Well now, it’s June already which for those of us living in Aotearoa means we are entering into Matariki, sometimes referred to as the Maori New Year. I might post more about Matariki shortly but for now I want to point out that it is a time for reflection, remembrance, connection with family/whanau and new beginnings. We will make a couple of posts on this theme this month as those of you who have been following our trials and tribulations might have realised that we have passed our 12 month goal of being a car-free family during May. More on that soon, as well as the end of the experiment… So in the spirit of Matariki I’m reprinting here the following article I wrote for the Lyttelton News – our local newspaper which comes monthly as part of the Akaroa Mail. It appeared on the front page of the Friday 11th March edition. Thank you to Margaret Jefferies for inviting me to submit.
Last year Margaret Jefferies of Project Lyttelton sent me a superbly eloquent definition of sustainability: the possibility of life flourishing forever. In its simplicity it summed up perfectly for me, what I believe is a worthy aspiration for our community. Inherent in the concept of flourishing are all the ingredients of a life well lived, and a strong community, such as: sustainability, engagement, inclusiveness, meaning, resilience and well-being. I like the definition also because there is room for doubt. The possibility of flourishing. It’s not a given, it suggests we must take responsibility and approach the goal of sustainability (flourishing) with purpose. It is possible, there is hope. How we do it is up to us. It is in the act of seeking that we may indeed flourish.

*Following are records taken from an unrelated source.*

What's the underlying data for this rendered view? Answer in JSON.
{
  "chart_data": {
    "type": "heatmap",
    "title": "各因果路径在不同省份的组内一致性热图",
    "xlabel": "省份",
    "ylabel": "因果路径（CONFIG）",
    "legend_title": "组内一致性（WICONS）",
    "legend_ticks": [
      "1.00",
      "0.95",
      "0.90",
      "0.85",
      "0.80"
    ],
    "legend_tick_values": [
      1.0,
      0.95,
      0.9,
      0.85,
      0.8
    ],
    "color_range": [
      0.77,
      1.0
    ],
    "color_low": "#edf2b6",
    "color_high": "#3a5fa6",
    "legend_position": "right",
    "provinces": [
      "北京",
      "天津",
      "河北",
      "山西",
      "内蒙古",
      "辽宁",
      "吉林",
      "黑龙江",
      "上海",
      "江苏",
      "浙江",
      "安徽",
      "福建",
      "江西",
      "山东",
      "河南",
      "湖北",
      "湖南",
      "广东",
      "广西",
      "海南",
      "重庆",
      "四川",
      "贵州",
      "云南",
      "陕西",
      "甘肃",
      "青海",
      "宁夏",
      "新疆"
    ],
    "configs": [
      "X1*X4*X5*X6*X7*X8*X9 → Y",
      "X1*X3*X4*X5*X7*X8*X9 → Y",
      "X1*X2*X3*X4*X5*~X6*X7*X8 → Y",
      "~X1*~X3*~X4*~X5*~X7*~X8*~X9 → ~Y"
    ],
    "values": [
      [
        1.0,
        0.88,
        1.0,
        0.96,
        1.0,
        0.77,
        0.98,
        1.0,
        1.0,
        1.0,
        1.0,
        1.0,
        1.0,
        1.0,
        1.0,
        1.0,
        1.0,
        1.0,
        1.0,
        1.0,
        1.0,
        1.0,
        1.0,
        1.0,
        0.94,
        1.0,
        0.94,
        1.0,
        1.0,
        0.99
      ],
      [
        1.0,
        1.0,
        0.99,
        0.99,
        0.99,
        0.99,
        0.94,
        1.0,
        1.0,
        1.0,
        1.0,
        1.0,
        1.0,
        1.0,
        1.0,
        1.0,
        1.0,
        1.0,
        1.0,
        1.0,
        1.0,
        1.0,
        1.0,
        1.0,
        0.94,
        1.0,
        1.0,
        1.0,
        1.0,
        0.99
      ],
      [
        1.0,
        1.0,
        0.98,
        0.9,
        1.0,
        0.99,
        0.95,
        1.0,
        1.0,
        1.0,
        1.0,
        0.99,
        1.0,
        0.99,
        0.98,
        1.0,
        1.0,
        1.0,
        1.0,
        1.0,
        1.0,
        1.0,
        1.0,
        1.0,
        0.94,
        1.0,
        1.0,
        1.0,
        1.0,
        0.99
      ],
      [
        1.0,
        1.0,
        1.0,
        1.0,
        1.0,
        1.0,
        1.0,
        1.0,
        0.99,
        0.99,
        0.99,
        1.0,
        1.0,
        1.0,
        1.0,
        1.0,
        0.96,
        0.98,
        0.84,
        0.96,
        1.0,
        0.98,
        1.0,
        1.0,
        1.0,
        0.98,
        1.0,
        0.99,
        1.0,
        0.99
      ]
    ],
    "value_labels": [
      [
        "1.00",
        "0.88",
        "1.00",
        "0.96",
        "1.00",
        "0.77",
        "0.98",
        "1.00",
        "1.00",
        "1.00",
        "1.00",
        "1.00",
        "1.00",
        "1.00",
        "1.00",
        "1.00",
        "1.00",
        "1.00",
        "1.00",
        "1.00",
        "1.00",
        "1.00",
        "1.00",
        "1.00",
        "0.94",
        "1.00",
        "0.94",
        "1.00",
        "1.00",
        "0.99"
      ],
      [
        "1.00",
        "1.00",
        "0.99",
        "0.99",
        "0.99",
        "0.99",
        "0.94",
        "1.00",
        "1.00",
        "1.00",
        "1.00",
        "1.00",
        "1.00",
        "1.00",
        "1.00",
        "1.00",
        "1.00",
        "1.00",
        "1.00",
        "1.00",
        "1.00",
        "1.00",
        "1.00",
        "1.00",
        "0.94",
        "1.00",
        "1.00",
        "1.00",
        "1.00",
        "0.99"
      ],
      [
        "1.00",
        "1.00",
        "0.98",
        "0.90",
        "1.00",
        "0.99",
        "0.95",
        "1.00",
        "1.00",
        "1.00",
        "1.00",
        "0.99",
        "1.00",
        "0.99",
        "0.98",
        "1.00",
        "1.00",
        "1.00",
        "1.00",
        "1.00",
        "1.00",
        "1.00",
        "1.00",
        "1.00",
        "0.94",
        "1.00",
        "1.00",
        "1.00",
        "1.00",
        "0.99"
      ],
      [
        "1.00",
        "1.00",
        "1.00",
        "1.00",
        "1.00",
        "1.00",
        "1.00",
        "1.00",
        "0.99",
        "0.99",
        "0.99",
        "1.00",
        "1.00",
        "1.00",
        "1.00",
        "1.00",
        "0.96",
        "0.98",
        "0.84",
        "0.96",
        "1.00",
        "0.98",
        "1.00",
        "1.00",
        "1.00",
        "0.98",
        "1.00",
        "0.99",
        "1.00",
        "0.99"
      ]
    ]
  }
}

Right now, as a community we have been faced with a crisis of major proportions. We will move through the stages of emergency response, recovery and eventually, revitalisation. It is how we approach these stages and frame our perspective that determines the quality of the experiences we will have. You could say that this is the measure of our resilience. To put it simply, we can choose to see the earthquake either as purely a catastrophe – the end of many things – rebuilding in haste, without vision, walking backwards into the future or we can acknowledge the tragedy and begin to approach it as an opportunity to re-imagine our community and work to create the flourishing Lyttelton of our dreams. There is no right time for this to happen. No rules or timeframes, it is up to us, together to work it out.

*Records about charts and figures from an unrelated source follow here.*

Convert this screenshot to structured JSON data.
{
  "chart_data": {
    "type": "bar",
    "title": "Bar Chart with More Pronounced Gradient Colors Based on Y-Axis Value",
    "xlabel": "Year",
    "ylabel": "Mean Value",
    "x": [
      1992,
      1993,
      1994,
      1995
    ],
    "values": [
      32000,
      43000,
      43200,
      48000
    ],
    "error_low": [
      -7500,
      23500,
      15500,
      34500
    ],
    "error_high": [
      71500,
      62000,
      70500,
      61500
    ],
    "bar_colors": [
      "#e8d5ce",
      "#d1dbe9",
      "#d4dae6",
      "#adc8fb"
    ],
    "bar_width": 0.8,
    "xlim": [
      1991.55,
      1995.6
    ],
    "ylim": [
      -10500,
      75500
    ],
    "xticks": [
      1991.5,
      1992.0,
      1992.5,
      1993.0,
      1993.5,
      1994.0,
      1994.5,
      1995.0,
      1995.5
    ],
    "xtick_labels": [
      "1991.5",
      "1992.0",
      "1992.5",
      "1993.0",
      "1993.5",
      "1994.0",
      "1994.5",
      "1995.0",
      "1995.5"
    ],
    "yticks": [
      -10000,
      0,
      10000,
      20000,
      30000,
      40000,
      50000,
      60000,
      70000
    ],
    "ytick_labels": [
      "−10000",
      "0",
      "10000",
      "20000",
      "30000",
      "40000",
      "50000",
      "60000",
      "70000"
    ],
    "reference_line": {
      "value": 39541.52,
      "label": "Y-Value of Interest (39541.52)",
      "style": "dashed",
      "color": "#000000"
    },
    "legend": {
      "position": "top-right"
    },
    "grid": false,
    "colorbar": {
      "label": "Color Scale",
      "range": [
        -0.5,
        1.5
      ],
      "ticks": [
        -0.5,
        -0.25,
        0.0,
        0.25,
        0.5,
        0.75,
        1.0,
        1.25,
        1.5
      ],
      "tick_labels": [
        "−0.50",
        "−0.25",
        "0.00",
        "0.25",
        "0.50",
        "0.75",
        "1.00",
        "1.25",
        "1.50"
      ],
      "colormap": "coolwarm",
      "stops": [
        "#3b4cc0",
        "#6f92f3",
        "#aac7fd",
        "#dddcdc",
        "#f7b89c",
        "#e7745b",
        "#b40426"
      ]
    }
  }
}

Lyttelton is resilient. I know this because we have so far made it through two major earthquakes, the second a genuine disaster for our town, and still, here we are – working together, helping each other, asking questions, talking about the future. If we are to not only endure and survive but to flourish, we must mix in the best of our resilience with a sustainable approach. Moving forward in a considered way, with vision, be bold and with nothing less than flourishing as our goal. And while we are waiting to get on that bus – let’s do something beautiful.